What you’ll end up with in the rendered page is this:

<script src="data:text/javascript;base64,DQoNCiAgICB3aW5kb3cuYWxlcnQoJ2hlbGxvLCB3b3JsZCwgZnJvbSBhbiBlbmNyeXB0ZWQgc2NyaXB0IScpOw0KDQo="></script>

Cool, wouldn’t you say? Of course, no JavaScript that runs on the client can ever be 100% secure, and you should always keep that in mind. But for some purposes, it does pretty well! Winking smile



  • Nice post, I just have a question, pardon if the question is ridiculous but I am know on this. While the javascript is encrypted, how the client engine will execute that?

    Is this support by Chrome, Firefox??

    What about IE 11?

    Thanks in advance?

  • Hi, Julio!
    All of the above browsers will execute, just try it! ;-)

  • Great example of tag-helpers, but how is this encrypted? It just a Base64 string?

  • Hi, Oliver!
    Encrypted... as a Base-64 string, of course! :-)
    Not encrypted in the sense that it cannot be deciphered.

  • It is a common misconception that Base64 is encryption.

    It is not, however.

    The correct term is "encoding" - if the post was updated with this term it would be more clear what you're doing. There is absolutely zero tamper protection in this strategy, and it is misleading to say so.

    The article's example of a tag helper extending a standard one however is useful and interesting, so it's a pity it's headlined with a security misconception.

    One difference to simply inlining the script could be support for the "async" attribute without requiring a separate file. There could also be a difference in the way Content Security Policy handles it.

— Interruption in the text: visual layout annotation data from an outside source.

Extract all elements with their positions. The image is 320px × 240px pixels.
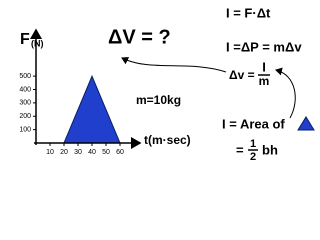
impulse-eq: I = F·Δt bbox=[226, 5, 271, 20]
y-tick-label: 400 bbox=[19, 86, 31, 93]
dv-lhs: Δv = bbox=[229, 68, 255, 82]
x-tick-label: 40 bbox=[88, 149, 96, 156]
triangle-icon bbox=[297, 116, 315, 131]
x-tick-label: 30 bbox=[74, 149, 82, 156]
arrow bbox=[275, 67, 296, 119]
half-den: 2 bbox=[250, 151, 256, 163]
dv-num: I bbox=[262, 59, 266, 74]
force-time-graph: 100 200 300 400 500 10 20 30 40 50 60 F (N) t(m·sec) bbox=[19, 28, 191, 156]
x-tick-label: 50 bbox=[102, 149, 110, 156]
dv-den: m bbox=[259, 74, 270, 88]
y-tick-label: 300 bbox=[19, 100, 31, 107]
x-axis-label: t(m·sec) bbox=[144, 133, 191, 147]
area bbox=[63, 74, 121, 144]
y-axis-unit: (N) bbox=[31, 38, 44, 48]
half-rest: bh bbox=[262, 142, 278, 157]
x-tick-label: 20 bbox=[60, 149, 68, 156]
y-tick-label: 500 bbox=[19, 73, 31, 80]
x-tick-label: 10 bbox=[46, 149, 54, 156]
y-tick-label: 100 bbox=[19, 126, 31, 133]
question: ΔV = ? bbox=[108, 26, 171, 48]
mass: m=10kg bbox=[136, 93, 181, 107]
arrow bbox=[121, 57, 227, 73]
half-num: 1 bbox=[250, 138, 256, 150]
momentum-eq: I =ΔP = mΔv bbox=[226, 39, 302, 54]
area-eq: I = Area of bbox=[222, 116, 285, 131]
x-tick-label: 60 bbox=[116, 149, 124, 156]
half-eq: = bbox=[236, 142, 244, 157]
y-tick-label: 200 bbox=[19, 113, 31, 120]
y-axis-label: F bbox=[20, 31, 30, 48]
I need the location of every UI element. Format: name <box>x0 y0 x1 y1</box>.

These are both angles that make this example interesting without the misleading security claim.

    Thanks for the time and effort you've put into this useful series of articles.

  • This would be clearer if you said Encoded, not Encrypted.

  • I agree with Mark.

    Ricardo, If you were to add a debugger statement into the script block; does the browser decode the response and allow you to walk through the code?

  • Please rename this to encoded rather than encrypted, it may mislead others who might use this believing there is some sort of added security or obfuscation with this method.

  • Chaz: why don't you try?

  • Actually, is more like 33%. Your "other than" usage is the only one I mentioned!
    I didn't claim that is is good for anything else other than obfuscating the JavaScript, so I was really amazed by some of the comments!

  • base64! 100% secure! not... 300%!

  • hi
    can use this method for ASP.NET MVC 5 or only use for ASP.NET MVC core?

  • David: only ASP.NET Core, as tag helpers are not available in pre-Core.